Подчеркну, что в данном случае речь не идет о мистификации, тогда имени Пушкина не было бы и на титульных листах прижизненных изданий отдельных глав и полного текста «Евгения Онегина», но об игре «для своих», которую, как свидетельствует письмо Нащокина, некоторые приняли за чистую монету. С другой стороны, это свидетельство, возможно, было шуткой и указывало на то, что Павел Воинович оценил и продолжил литературную игру друга. В любом случае этим письмом он подтвердил, что игра в «издателя» Пушкину удалась.
Гипотеза Баркова-Козаровецкого о том, что повествователем является Онегин, который пытается выдать себя за Пушкина, порождает неизбежный вопрос: «Тогда выходит, что гениальные строки, которые мы с детства помним наизусть, “написаны” бездарью?» На мой взгляд, было бы странным ожидать, что создатель романа в стихах станет демонстрировать литературное ничтожество «гения неги» в стиле автора романов о коротышках: «Я поэт, зовусь Незнайка, от меня вам балалайка!» Тем не менее такие намеренные «балалайки» в гениальном тексте «Евгения Онегина» присутствуют. Можно вспомнить с юмором поданную избитую рифму «морозы — розы», или, например, вопиющий случай никак не обыгранной беспомощной рифмовки «родной — чужой». Неужели можно допустить, что, представляя «моему читателю» чужую своим «девочку» Таню, Пушкин всего-навсего не справился с подбором точной рифмы? Можно, конечно объяснять назло, почему «родной — чужой» — это провал для любого стихотворца, но только не для «нашего всего». А можно постараться выявить полный набор приемов, с помощью которых расшалившийся бог русский поэзии роняет, подобно скандинавскому Одину, «поэтический мед» в уста бездарного поэта69.

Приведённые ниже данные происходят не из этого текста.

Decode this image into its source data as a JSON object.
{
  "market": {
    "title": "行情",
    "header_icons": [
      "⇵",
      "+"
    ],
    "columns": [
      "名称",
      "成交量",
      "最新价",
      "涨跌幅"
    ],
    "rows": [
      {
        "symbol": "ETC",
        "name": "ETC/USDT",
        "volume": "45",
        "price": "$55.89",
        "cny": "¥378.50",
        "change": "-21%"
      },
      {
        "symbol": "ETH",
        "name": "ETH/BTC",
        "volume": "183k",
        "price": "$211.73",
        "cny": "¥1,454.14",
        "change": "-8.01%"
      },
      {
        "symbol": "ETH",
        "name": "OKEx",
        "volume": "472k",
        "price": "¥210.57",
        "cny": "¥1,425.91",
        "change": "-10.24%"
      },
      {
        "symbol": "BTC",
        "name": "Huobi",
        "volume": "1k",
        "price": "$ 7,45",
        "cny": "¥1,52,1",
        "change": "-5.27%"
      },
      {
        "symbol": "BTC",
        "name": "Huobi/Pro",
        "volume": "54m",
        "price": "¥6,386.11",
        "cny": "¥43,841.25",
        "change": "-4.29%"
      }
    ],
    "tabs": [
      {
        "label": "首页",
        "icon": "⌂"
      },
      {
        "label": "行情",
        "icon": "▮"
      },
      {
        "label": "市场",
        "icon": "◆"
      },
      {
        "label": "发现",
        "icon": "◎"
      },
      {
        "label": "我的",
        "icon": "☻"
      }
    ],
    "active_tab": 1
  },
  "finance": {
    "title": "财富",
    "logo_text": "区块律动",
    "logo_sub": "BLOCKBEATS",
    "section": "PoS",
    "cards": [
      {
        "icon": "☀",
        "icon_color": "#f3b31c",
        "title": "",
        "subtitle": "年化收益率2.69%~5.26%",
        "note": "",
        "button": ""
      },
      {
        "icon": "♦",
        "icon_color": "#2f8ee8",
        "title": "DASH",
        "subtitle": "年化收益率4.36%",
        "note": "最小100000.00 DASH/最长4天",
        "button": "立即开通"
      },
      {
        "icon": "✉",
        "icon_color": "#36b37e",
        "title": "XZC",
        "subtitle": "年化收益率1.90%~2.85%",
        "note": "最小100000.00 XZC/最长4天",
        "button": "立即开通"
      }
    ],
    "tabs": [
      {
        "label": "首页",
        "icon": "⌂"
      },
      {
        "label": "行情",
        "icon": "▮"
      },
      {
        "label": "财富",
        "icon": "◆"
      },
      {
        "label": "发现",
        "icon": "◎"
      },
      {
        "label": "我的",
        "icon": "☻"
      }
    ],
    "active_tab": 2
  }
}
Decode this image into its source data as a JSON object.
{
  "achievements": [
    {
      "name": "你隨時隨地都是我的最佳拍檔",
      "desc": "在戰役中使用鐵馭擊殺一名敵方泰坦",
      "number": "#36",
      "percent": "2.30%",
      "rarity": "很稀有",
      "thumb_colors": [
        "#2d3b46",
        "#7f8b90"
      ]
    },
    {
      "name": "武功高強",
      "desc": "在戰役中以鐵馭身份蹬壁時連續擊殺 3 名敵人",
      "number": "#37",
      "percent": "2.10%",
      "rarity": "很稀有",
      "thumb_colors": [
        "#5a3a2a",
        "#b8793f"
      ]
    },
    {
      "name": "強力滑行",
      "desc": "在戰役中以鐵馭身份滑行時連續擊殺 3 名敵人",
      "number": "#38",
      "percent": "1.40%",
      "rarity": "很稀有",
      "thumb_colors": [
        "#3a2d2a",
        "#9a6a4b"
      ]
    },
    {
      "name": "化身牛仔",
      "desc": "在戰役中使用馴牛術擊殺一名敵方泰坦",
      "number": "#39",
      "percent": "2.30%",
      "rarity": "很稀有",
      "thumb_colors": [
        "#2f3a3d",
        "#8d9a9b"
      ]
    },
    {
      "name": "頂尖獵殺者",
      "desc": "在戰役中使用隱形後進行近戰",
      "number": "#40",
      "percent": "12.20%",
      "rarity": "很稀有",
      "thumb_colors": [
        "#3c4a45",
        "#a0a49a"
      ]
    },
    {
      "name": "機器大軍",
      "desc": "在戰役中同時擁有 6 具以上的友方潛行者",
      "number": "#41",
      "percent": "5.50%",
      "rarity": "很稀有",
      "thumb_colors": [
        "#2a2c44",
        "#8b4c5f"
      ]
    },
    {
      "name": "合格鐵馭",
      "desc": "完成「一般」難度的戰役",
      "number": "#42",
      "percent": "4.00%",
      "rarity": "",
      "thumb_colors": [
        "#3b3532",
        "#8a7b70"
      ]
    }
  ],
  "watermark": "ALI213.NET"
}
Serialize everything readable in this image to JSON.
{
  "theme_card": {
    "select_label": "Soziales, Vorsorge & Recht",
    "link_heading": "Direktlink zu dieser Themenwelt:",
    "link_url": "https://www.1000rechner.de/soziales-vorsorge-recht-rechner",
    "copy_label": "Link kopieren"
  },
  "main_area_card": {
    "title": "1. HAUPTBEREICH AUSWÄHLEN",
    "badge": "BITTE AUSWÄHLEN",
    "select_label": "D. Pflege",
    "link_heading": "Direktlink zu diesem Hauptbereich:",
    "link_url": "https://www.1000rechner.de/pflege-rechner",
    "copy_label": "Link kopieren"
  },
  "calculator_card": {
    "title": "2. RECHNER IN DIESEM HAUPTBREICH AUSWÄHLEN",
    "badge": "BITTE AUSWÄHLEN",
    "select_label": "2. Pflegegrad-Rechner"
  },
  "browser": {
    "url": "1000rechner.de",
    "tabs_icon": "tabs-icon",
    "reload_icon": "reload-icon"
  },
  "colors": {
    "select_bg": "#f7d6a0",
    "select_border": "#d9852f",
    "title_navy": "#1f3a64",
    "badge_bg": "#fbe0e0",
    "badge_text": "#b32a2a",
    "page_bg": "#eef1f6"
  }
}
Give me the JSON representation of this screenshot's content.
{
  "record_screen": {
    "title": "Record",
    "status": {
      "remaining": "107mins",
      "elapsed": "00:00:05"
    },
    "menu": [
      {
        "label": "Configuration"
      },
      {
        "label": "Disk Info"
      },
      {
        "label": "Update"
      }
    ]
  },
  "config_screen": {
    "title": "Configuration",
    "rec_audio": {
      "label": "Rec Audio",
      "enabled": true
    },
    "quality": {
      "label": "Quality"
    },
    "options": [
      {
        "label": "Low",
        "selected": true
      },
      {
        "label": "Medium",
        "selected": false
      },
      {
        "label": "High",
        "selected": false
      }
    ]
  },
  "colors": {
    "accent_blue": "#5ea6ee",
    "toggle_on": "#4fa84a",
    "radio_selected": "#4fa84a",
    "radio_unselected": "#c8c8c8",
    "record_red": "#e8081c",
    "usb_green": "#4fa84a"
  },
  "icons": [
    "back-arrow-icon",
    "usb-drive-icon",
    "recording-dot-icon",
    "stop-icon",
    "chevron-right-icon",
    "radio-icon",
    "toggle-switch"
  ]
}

Если бы пушкинисты взялись бы «протестировать» эту гипотезу, и в результате бы выяснилось, что Пушкин действительно задумал такую изощренную игру: рассказчиком является Онегин, который выдает себя за Пушкина, — мы бы получили новое понимание романа в стихах, ставящее нашего гения на новую высоту. Еще раз подчеркну, такое прочтение это только гипотеза, нуждающася в проверке. Даже если она не подтвердится, нам откроются новые переспективы понимания Пушкина, так как в процессе подобного «тестирования» всегда обнаруживаются незамеченные прежде смыслы хрестоматийных произведений.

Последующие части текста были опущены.